On top of swiping to unlock, fingerprint scanning's other (optional) function will be to authorize transactions with PayPal, a Samsung partner. Instead of typing your passcode, you swipe your fingertip. This is Samsung's answer to the iPhone's in-app purchasing, and it works with any mobile site or app that accepts PayPal.
Heart-rate monitor a smartphone first
The Galaxy S5's other trick, the heart-rate monitor, is a neat one in theory because it's cleverly integrated into the camera flash module, and because it ties so well into the health app. However, it's one of those things I wouldn't personally use every day, even though I do exercise regularly. I'm not entirely who this feature is directed toward, though, since serious fitness geeks will likely want to invest in a more fully-functioning fitness band if they don't have one already. Still, it was fun to establish a baseline by placing my finger over the sensor.

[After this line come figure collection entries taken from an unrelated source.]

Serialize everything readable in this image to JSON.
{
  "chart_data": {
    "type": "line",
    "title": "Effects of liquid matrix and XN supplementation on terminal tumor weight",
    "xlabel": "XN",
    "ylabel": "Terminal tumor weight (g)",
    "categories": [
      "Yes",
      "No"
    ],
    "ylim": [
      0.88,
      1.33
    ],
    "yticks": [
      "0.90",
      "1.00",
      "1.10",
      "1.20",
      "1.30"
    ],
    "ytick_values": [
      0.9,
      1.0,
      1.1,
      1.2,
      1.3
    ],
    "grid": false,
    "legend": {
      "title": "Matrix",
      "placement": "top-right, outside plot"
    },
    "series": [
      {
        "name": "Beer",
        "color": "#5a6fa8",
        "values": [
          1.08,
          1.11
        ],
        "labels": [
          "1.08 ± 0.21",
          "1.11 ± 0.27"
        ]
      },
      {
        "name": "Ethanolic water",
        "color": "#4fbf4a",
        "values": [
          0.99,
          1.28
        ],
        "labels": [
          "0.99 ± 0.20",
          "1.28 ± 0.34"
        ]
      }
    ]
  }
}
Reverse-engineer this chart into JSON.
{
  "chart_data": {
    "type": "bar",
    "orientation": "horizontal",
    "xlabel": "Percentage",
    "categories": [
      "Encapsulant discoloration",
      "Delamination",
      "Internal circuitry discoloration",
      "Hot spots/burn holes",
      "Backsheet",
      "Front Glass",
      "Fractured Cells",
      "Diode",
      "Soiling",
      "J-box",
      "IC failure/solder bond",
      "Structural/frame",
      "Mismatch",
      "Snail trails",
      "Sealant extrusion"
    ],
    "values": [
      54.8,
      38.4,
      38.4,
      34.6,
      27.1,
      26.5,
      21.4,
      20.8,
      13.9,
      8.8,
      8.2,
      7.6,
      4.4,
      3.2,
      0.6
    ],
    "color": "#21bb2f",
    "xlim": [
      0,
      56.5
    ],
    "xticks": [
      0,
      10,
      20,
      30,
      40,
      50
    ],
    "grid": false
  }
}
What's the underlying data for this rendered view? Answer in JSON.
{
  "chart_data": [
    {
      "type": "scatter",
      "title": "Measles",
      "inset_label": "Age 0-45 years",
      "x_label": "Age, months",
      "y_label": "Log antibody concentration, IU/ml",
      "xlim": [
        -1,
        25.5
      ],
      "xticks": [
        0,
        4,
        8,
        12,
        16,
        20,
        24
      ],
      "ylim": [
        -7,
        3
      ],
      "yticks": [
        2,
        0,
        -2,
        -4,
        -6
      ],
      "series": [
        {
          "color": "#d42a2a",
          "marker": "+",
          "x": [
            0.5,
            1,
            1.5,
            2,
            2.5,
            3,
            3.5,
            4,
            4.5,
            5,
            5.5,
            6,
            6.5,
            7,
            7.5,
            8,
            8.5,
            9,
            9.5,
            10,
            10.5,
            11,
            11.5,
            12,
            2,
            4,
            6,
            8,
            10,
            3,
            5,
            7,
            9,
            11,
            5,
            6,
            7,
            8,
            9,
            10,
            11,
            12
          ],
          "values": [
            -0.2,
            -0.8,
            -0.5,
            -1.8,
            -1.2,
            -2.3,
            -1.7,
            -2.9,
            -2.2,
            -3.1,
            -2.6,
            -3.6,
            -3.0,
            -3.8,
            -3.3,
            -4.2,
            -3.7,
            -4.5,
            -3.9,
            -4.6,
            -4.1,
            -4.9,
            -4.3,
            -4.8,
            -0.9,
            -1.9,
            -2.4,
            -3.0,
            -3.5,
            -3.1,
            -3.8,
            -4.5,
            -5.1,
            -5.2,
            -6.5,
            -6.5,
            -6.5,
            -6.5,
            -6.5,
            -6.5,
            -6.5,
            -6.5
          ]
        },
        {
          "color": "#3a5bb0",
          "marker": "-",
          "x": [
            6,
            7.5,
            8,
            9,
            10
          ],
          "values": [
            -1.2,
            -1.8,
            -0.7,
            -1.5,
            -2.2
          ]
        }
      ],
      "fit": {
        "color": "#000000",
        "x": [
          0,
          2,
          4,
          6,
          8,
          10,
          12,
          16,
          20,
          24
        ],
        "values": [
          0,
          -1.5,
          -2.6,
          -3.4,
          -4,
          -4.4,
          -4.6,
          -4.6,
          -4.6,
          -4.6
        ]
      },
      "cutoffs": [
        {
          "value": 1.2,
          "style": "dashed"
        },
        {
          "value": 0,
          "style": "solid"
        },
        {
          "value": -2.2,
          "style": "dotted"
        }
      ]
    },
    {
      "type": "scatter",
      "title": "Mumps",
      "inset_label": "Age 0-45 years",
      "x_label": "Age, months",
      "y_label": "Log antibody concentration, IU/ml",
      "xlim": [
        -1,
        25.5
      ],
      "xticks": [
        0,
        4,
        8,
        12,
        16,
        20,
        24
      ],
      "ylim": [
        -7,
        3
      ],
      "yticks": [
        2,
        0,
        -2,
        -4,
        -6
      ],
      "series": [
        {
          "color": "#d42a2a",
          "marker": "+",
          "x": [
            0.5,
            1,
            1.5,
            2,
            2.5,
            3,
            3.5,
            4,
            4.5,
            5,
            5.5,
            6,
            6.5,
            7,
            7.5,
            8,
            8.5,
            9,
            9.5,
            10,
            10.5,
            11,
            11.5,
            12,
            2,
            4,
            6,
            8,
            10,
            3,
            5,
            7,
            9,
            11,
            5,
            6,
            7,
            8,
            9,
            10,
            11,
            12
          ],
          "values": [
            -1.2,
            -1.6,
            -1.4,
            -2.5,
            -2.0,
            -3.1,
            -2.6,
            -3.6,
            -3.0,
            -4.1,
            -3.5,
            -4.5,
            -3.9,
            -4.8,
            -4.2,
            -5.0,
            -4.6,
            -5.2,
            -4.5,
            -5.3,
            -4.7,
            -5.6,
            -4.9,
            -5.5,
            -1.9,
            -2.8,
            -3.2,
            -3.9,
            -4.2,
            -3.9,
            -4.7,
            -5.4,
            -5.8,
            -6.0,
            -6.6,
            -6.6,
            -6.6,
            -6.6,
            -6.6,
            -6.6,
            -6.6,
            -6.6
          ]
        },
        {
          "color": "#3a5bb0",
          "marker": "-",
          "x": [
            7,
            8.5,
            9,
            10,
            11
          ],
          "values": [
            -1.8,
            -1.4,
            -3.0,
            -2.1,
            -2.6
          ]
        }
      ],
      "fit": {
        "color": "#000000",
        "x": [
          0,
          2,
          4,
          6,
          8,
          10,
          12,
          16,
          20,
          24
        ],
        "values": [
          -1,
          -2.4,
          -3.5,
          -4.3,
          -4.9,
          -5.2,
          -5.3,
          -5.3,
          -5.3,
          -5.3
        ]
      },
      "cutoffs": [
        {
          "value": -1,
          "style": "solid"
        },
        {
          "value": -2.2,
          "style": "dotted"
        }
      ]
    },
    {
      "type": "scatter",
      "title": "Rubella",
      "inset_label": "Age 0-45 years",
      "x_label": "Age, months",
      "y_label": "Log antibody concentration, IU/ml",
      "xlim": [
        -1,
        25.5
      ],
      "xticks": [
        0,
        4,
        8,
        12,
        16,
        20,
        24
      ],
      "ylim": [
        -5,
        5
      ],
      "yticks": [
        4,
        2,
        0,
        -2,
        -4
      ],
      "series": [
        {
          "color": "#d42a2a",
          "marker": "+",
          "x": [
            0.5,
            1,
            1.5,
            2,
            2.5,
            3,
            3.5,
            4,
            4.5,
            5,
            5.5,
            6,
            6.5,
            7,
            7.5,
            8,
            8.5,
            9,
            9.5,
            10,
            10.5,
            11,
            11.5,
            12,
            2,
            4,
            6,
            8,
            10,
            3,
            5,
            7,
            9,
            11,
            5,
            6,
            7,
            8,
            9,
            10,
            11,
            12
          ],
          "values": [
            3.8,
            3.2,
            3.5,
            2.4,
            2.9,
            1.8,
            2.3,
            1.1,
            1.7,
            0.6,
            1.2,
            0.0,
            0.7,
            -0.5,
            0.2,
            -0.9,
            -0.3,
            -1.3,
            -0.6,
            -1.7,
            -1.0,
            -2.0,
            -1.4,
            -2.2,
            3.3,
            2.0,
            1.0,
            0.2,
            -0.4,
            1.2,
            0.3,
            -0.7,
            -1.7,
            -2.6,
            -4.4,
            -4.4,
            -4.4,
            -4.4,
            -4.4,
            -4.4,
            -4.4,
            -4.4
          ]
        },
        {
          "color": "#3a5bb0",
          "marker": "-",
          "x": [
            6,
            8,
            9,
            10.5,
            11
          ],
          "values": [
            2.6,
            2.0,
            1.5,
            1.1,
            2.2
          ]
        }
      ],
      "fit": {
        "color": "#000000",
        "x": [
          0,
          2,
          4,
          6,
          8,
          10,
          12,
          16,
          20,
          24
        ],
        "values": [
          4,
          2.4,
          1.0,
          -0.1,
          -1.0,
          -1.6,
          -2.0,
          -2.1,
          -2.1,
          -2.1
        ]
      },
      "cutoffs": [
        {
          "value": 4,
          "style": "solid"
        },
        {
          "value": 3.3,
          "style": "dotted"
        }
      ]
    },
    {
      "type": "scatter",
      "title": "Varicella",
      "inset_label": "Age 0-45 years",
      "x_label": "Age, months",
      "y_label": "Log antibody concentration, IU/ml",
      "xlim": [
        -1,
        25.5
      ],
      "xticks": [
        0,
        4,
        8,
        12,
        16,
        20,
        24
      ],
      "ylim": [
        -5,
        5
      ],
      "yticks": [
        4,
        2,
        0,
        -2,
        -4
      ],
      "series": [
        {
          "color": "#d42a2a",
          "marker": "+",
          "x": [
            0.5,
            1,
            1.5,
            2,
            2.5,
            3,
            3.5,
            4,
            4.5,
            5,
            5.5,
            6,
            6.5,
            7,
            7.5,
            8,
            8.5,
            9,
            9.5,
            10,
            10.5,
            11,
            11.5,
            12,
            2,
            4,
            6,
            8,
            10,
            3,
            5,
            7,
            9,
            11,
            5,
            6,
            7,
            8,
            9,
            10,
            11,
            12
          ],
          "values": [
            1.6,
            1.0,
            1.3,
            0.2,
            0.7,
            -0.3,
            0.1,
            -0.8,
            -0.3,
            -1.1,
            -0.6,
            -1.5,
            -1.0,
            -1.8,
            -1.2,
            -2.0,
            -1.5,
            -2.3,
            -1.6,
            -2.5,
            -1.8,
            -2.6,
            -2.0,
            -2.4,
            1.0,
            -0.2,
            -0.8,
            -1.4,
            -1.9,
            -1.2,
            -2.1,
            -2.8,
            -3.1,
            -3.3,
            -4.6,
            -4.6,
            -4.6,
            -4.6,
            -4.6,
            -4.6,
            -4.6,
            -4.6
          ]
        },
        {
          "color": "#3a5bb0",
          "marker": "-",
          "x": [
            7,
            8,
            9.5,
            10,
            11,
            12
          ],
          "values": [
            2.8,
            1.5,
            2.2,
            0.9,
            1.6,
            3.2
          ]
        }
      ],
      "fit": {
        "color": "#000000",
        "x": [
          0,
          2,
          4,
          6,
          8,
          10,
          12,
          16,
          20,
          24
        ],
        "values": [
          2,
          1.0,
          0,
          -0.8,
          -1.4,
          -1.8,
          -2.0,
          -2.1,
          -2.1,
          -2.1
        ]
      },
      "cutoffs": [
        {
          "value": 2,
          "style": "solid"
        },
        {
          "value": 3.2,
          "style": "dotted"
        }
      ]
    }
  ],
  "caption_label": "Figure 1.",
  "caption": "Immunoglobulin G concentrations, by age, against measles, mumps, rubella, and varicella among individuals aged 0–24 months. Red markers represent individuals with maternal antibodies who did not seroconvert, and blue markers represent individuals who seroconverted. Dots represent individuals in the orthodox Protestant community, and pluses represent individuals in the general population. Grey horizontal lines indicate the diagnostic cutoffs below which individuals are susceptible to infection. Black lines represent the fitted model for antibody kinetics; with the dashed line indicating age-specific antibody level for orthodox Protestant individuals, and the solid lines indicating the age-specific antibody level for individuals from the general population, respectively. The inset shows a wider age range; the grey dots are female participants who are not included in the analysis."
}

One oddity I did notice is that the heart-rate sensor couldn't seem to get a grasp on my pulse one day while I was running outside -- perhaps because my finger was too cold?
I also wasn't sure about the stats. You can follow a log to drill into a few more details about your readings, but I couldn't glean much from the numbers I've collected so far. To be fair, it takes time to build the kind of database that would become useful for fitness-philes, and Samsung does warn you away from relying on it as you would a medical device. It's meant for light-hearted tracking, not for monitoring serious health concerns.
Improved camera and video
Already on the forefront of smartphone camera tech, Samsung has bumped up the S5's camera megapixel count from 13 to 16. Images taken on automatic mode are characteristically colorful and clear, especially those taken in ample natural light. Samsung's new, co-processing power and Isocell sensortogether make the camera quicker, low light images clearer, and some of the neat tricks you'll read about possible.
The camera's continuous autofocus is as eyeblink-quick as Samsung claims (0.3-second), which gives you a greater chance of nailing that action shot. Of course, most of the rushed-around world isn't going to wait for you to pull out your camera, so expect that you'll still shoot a healthy percentage of blurry dogs, babies, and unsuspecting passersby. Still, I do think fast focus raises your odds of success.
Low light has been a weak point for Samsung in the past, and the Galaxy S5 seems to have indeed improved photos taken without a flash in dim environments. They weren't quite as blurry, grainy, or dark as you'd get on the Galaxy S4.
Video captured in the phone's default 1080p HD resolution is equally beautiful and smooth. Colors pop. Video of my favorite testing subject, a BMX-style trick rider practicing outside of San Francisco's Ferry Building, faithfully reproduced his movements and the scene -- and that's the crux of what you need from smartphone video. However, if you duck into the settings, you can also turn on UHD video, or ultra-HD, which is also known as 4K video.